Here is a sequence of moves that gets you from left to right. (Pictures are done with Frenk Swenton's Kirby calculator.) First, we convert from rational to integral surgery. Then we blow up twice (this is standard for converting surgeries along the figure-8 knot to surgeries along the Borromean rings: we see the three rings here as the non-red sublink). We want to convert the blue curve (which is a 0-framed unknot) into a 1-handle. We need to unlink things first, so we slide purple over red once... ... and then once more, along the band indicated here. Now that we have a nicer (???) diagram ... ... we can slam dunk the blue curve (or convert into 1-handle and cancel it with the +3-framed 2-handle, have it your way). Now we perform an isotopy: Blowing down the purple curve yields the surgery description on the right-hand side.

I'm adding this to supplement Marco's nice response. Let $8_1$ denote the original eight-crossing twist knot you drew, and let $m(8_1)$ denote its mirror. While we're at it, let "$\cong$" denote orientation-preserving homeomorphism.

If you blow down the $(+1)$-framed purple unknot in Marco's final figure, you obtain a surgery diagram for $(-1)$-surgery on $m(8_1)$, not on $8_1$. All told, Marco has shown $S^3_{-1/3}(4_1) \cong S^3_{-1}(m(8_1))$. Now, in general, for any knot $K \subset S^3$ and slope $r \in \mathbb{Q}$, there is an orientation-reversing homeomorphism from $S^3_r(K)$ to $S^3_{-r}(m(K))$. Thus we have a homeomorphism $S^3_{-1/3}(4_1)\cong S^3_{-1}(m(8_1)) \to S^3_{+1}(8_1)$ that is orientation-reversing.

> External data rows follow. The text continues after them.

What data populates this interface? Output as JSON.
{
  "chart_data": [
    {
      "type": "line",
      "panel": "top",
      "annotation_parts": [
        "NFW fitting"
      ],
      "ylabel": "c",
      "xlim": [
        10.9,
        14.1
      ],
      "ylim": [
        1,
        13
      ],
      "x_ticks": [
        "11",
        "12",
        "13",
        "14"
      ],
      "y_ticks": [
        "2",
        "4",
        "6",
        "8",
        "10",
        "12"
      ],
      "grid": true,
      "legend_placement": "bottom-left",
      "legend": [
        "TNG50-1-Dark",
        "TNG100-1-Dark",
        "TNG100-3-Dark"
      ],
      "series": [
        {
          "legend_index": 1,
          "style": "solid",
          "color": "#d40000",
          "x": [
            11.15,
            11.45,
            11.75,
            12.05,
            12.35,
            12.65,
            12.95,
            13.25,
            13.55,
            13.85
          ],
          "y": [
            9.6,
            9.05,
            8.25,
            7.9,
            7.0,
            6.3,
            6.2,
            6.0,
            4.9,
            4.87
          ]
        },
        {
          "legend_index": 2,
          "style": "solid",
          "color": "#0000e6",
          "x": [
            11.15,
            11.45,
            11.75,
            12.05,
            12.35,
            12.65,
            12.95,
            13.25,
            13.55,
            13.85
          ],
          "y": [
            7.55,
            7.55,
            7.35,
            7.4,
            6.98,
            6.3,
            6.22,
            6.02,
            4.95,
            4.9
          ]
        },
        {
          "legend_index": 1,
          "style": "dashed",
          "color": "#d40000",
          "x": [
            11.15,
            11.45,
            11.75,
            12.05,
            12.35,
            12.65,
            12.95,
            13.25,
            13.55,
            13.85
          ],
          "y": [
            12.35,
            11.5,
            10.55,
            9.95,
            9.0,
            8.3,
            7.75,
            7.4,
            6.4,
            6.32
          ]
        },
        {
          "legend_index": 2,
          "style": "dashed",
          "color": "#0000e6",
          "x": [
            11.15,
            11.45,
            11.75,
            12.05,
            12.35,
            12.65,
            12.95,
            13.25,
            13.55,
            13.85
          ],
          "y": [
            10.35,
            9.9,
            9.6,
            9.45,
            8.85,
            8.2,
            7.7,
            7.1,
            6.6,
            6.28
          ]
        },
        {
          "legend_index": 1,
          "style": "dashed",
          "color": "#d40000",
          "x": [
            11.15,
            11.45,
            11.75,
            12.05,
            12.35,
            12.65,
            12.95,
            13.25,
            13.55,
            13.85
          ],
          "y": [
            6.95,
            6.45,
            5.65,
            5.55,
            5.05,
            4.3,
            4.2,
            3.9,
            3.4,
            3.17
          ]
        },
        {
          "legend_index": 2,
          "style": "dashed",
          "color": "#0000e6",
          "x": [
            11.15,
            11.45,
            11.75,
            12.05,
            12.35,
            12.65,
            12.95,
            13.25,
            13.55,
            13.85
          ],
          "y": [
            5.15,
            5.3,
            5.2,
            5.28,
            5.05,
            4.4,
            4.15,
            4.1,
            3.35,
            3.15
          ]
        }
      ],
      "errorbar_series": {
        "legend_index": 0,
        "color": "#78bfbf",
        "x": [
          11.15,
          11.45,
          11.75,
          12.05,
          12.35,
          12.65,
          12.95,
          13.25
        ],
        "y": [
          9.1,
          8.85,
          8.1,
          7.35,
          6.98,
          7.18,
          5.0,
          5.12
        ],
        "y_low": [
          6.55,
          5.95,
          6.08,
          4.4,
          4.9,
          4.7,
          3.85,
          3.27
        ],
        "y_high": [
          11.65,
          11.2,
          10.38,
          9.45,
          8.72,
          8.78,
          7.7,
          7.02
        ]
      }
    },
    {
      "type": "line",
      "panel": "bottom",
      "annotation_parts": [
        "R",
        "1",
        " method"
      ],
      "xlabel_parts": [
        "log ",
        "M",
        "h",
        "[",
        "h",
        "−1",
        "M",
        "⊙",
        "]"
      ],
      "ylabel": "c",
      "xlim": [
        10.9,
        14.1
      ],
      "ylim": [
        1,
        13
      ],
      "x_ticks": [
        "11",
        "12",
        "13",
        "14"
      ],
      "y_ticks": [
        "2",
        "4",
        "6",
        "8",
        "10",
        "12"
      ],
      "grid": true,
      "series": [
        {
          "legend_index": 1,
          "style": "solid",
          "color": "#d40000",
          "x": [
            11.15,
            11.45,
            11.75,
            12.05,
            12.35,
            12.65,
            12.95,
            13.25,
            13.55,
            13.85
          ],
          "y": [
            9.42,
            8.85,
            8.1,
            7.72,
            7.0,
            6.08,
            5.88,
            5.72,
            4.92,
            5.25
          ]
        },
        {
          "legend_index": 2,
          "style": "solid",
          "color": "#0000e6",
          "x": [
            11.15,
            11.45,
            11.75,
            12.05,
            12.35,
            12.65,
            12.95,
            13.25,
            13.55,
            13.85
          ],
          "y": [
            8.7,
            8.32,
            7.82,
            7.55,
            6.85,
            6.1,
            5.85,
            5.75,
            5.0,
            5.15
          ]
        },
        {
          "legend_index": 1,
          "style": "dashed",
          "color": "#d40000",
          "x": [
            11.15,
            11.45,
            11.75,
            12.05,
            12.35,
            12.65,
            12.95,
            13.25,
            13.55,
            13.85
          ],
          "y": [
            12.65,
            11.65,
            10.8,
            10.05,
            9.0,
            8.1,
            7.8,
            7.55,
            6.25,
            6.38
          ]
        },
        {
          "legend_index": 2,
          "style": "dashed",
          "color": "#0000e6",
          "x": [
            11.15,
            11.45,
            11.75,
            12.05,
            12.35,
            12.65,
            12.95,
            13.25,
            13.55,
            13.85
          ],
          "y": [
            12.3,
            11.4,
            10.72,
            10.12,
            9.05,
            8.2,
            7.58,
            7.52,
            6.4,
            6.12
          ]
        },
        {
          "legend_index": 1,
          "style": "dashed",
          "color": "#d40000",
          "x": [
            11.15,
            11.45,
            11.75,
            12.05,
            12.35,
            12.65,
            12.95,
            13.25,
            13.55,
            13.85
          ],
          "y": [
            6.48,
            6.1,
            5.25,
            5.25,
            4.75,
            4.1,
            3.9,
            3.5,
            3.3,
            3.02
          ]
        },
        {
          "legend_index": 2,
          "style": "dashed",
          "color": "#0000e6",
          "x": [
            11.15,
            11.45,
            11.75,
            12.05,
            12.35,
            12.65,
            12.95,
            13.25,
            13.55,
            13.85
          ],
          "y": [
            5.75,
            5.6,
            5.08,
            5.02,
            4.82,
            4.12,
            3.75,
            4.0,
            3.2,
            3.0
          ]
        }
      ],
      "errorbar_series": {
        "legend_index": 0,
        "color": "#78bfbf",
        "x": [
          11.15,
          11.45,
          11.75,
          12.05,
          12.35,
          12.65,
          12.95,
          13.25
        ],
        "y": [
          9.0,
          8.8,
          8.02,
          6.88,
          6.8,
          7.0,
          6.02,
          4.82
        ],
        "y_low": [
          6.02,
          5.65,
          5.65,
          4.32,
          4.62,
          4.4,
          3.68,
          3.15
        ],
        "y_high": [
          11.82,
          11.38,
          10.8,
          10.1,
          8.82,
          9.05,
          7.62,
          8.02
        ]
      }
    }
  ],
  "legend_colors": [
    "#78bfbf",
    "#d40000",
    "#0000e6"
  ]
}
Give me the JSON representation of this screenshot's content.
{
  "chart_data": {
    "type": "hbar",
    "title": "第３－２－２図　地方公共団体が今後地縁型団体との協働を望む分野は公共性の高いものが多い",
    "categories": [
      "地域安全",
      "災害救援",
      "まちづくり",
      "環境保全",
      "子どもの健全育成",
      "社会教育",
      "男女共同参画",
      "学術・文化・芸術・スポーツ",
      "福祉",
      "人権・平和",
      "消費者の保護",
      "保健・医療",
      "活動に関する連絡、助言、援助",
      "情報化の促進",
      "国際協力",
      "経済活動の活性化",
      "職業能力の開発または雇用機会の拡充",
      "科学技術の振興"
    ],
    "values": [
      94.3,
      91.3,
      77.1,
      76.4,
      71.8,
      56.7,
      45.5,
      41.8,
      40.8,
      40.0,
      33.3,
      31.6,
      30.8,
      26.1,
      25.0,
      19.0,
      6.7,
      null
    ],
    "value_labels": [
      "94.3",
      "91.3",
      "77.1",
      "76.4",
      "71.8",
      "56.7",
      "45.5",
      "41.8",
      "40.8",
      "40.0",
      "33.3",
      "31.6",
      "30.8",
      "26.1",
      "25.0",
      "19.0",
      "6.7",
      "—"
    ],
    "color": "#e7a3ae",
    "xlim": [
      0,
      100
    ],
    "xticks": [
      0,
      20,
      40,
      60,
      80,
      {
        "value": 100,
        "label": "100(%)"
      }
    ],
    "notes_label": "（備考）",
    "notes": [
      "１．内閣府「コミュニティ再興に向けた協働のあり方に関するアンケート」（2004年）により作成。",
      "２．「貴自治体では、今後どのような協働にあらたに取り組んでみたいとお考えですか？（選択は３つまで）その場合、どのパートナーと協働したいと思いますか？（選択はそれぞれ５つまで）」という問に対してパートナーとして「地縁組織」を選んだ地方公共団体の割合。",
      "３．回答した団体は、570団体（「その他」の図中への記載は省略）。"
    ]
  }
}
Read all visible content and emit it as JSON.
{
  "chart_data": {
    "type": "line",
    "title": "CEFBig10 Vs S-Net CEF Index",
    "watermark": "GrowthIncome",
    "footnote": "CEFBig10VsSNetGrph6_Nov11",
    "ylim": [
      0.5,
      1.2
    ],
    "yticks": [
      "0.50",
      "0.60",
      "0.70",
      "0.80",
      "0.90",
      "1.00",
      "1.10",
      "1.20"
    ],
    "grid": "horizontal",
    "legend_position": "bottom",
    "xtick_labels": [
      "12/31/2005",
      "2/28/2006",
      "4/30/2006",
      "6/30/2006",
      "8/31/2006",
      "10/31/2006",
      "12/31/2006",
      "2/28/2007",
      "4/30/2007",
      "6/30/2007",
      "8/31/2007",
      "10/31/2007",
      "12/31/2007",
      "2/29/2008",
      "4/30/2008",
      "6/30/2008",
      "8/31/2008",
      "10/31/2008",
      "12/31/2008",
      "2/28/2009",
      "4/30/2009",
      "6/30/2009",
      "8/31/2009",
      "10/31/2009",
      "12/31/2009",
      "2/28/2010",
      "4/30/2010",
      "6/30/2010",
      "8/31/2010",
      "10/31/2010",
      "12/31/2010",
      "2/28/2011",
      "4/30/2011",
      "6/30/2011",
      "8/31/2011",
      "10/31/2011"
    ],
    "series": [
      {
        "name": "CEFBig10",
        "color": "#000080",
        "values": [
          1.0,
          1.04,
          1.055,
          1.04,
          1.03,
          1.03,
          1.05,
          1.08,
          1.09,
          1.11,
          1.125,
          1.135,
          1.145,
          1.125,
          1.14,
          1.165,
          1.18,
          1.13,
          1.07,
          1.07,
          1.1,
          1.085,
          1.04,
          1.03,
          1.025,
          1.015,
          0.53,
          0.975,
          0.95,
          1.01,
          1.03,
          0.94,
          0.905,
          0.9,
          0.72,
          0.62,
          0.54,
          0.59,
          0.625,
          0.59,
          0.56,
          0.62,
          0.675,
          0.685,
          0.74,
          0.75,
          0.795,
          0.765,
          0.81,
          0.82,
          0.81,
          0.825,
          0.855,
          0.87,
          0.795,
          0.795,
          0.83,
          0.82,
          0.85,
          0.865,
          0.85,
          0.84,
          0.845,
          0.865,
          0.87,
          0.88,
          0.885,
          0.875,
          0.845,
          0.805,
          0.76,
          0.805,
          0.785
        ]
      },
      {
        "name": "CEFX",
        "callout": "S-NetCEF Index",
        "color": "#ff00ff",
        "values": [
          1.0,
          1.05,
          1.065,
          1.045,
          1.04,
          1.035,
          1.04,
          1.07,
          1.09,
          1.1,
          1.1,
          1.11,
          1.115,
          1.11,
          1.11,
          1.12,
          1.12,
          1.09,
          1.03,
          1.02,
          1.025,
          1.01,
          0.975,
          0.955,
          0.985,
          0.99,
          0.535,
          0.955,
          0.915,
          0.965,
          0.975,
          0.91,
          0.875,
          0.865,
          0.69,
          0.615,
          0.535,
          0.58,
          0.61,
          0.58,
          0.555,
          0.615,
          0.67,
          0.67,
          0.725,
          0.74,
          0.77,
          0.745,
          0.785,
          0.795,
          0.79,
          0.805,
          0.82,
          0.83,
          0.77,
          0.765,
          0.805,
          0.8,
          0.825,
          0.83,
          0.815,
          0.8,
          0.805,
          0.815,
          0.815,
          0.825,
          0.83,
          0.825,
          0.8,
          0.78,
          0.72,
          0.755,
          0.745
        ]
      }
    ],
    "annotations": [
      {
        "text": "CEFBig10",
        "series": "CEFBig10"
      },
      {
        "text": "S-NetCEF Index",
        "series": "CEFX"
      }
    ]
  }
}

On the other hand, we can show $S^3_{-1/3}(4_1) \not \cong S^3_{+1}(8_1)$ (as oriented 3-manifolds). First, take the mirror of all of Marco's diagrams. Note that, by considering framing curves, we must also flip the sign of every surgery. The new sequence of diagrams yields $S^3_{+1/3}(4_1) \cong S^3_{+1}(8_1)$ (where we've used $m(4_1)=4_1$ and $m(m(8_1))=8_1$). Now suppose $S^3_{-1/3}(4_1) \cong S^3_{+1}(8_1)$. Combining with the above, we obtain $S^3_{-1/3}(4_1) \cong S^3_{1/3}(4_1)$. However, this would be a "truly cosmetic surgery" on $4_1$, which we can rule out as below.

There might be easier arguments, but I'll use the Casson invariant $\lambda$. Let $\Delta_K(t)$ denote the Alexander polynomial, normalized so that $\Delta_K(t^{-1})=\Delta_K(t)$ and $\Delta_K(1)=1$. For example, $\Delta_{4_1}(t)=-t+3-t^{-1}$. Then, as a special case of Theorem 2.4 in "Surgery formulae for Casson's invariant and extensions to homology lens spaces" by Boyer and Lines, we have $$\lambda(S^3_{1/q}(K))=\frac{q}{2} \Delta''_K(1).$$ For $K=4_1$, we have $\Delta_{4_1}''(1)=2$, so $\lambda(S^3_{1/q}(4_1))=q$. It follows that $S^3_{-1/3}(4_1) \not \cong S^3_{1/3}(4_1)$ because these have different Casson invariants.

I checked that they are homeomorphic via SnapPy. Although not as satisfying as a proof, at least it is a useful check.